Driving through the French countryside in summer never fails to feel leisurely and fanciful, as if the sun always shines and you have all the time in the world to spare.
The highway undulates over rolling green hills dotted with cows, heads down and grazing on sweet, fresh grass, and in the distance narrow country roads snake up the hillsides and disappear into the trees. Woolly white sheep huddle together while, along with the cows, they too enjoy nature’s bounty in the morning sunshine.
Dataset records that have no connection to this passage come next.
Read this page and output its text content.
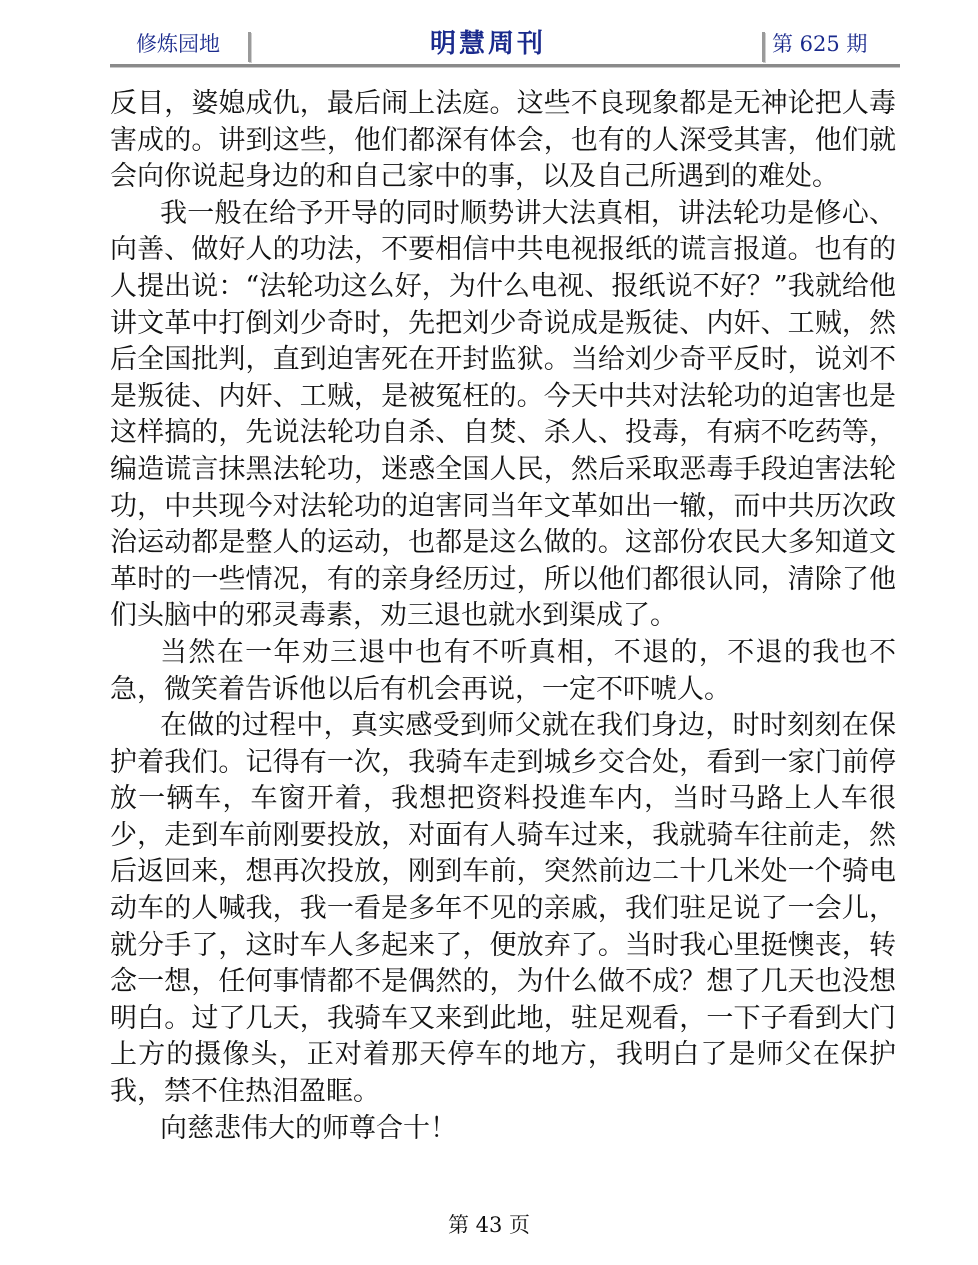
修炼园地	明慧周刊	第 625 期

反目，婆媳成仇，最后闹上法庭。这些不良现象都是无神论把人毒害成的。讲到这些，他们都深有体会，也有的人深受其害，他们就会向你说起身边的和自己家中的事，以及自己所遇到的难处。

我一般在给予开导的同时顺势讲大法真相，讲法轮功是修心、向善、做好人的功法，不要相信中共电视报纸的谎言报道。也有的人提出说：“法轮功这么好，为什么电视、报纸说不好？”我就给他讲文革中打倒刘少奇时，先把刘少奇说成是叛徒、内奸、工贼，然后全国批判，直到迫害死在开封监狱。当给刘少奇平反时，说刘不是叛徒、内奸、工贼，是被冤枉的。今天中共对法轮功的迫害也是这样搞的，先说法轮功自杀、自焚、杀人、投毒，有病不吃药等，编造谎言抹黑法轮功，迷惑全国人民，然后采取恶毒手段迫害法轮功，中共现今对法轮功的迫害同当年文革如出一辙，而中共历次政治运动都是整人的运动，也都是这么做的。这部份农民大多知道文革时的一些情况，有的亲身经历过，所以他们都很认同，清除了他们头脑中的邪灵毒素，劝三退也就水到渠成了。

当然在一年劝三退中也有不听真相，不退的，不退的我也不急，微笑着告诉他以后有机会再说，一定不吓唬人。

在做的过程中，真实感受到师父就在我们身边，时时刻刻在保护着我们。记得有一次，我骑车走到城乡交合处，看到一家门前停放一辆车，车窗开着，我想把资料投進车内，当时马路上人车很少，走到车前刚要投放，对面有人骑车过来，我就骑车往前走，然后返回来，想再次投放，刚到车前，突然前边二十几米处一个骑电动车的人喊我，我一看是多年不见的亲戚，我们驻足说了一会儿，就分手了，这时车人多起来了，便放弃了。当时我心里挺懊丧，转念一想，任何事情都不是偶然的，为什么做不成？想了几天也没想明白。过了几天，我骑车又来到此地，驻足观看，一下子看到大门上方的摄像头，正对着那天停车的地方，我明白了是师父在保护我，禁不住热泪盈眶。

向慈悲伟大的师尊合十！

第 43 页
You can’t miss the church spires marking every town and village along the way. They rise high above the brown-tiled roofs of surrounding homes and tie together the feeling that, as you ramble down the highway in your car, everything is so naturally and unequivocally French. Driving home that feeling are road signs indicating towns and cities with names that roll off your tongue – Chaumont, Saint-Amour, and Grenoble.
“It is impossible to overestimate the French love of Nutella.”
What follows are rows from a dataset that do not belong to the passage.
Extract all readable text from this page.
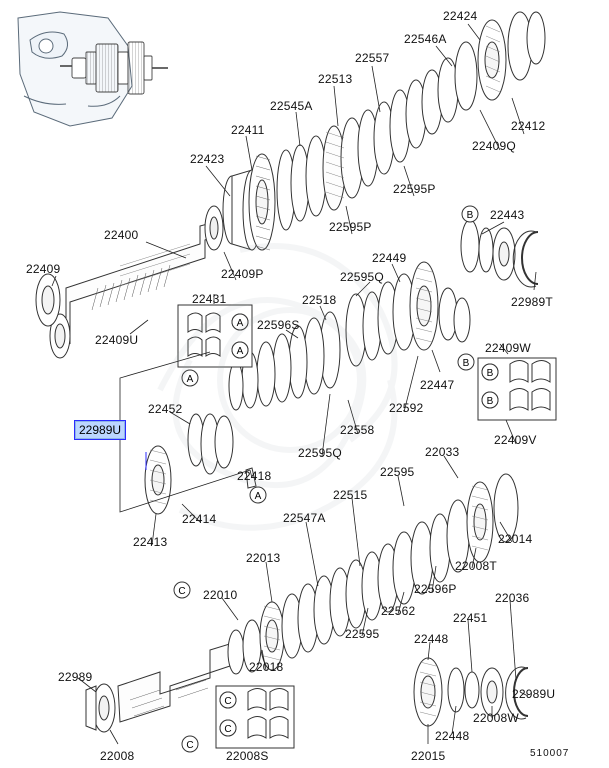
A
A
A
A
B
B
B
B
C
C
C
C
22424
22546A
22557
22513
22545A
22411	22412
22409Q
22423
22595P
22400
22595P
22443
22409	22409P
22449
22595Q
22989T
22431	22518
22409U
22596S
22409W
22447
22452	22592
22409V
22558
22595Q	22033
22418	22595
22515
22414	22547A
22014
22413
22008T
22013
22596P
22010	22036
22562	22451
22595	22448
22018
22989
22989U
22008W
22448
22008	22008S	22015
22989U
510007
Such charming scenery brightens up any car journey, but no such journey is complete without a bit of car candy. Car candy is all-encompassing; it doesn’t have to be candy per se, but it can be sweet, savoury, healthy, or as unhealthy as you wish, and is something readily available at all petrol stations. It’s your fuel during the ride and when in France, there is no better car candy than something which the French adore: Nutella. Or more specifically, Nutella & Go!
“It is impossible to overestimate the French love of Nutella, the chocolate and hazelnut spread invented in Italy about 70 years ago and eaten with gusto all over most of Europe,” writes Dorie Greenspan in Around My French Table. “It’s a perennial at crêpe stands all over the country, sometimes along with bananas. Spread on a slice of bread, it’s often the after-school snack of choice.”
Paired with cereal sticks, you can make it your car candy of choice. Conveniently packaged for travel, these crispy, finger-length sticks are there to be dipped, swirled, or otherwise plunged into the portion of sweet, velvety, chocolate and hazelnut goodness. Created in the 1940’s as a way to stretch cocoa rations, Pietro Ferrero married toasted hazelnuts with cocoa, cocoa butter, and vegetable oil to form an early version of what we now call Nutella.
Little could he imagine that his Supercrema Gianduja would grow to be the hazelnut spread that we all know and love today, and the car candy of choice for journeys through the French countryside.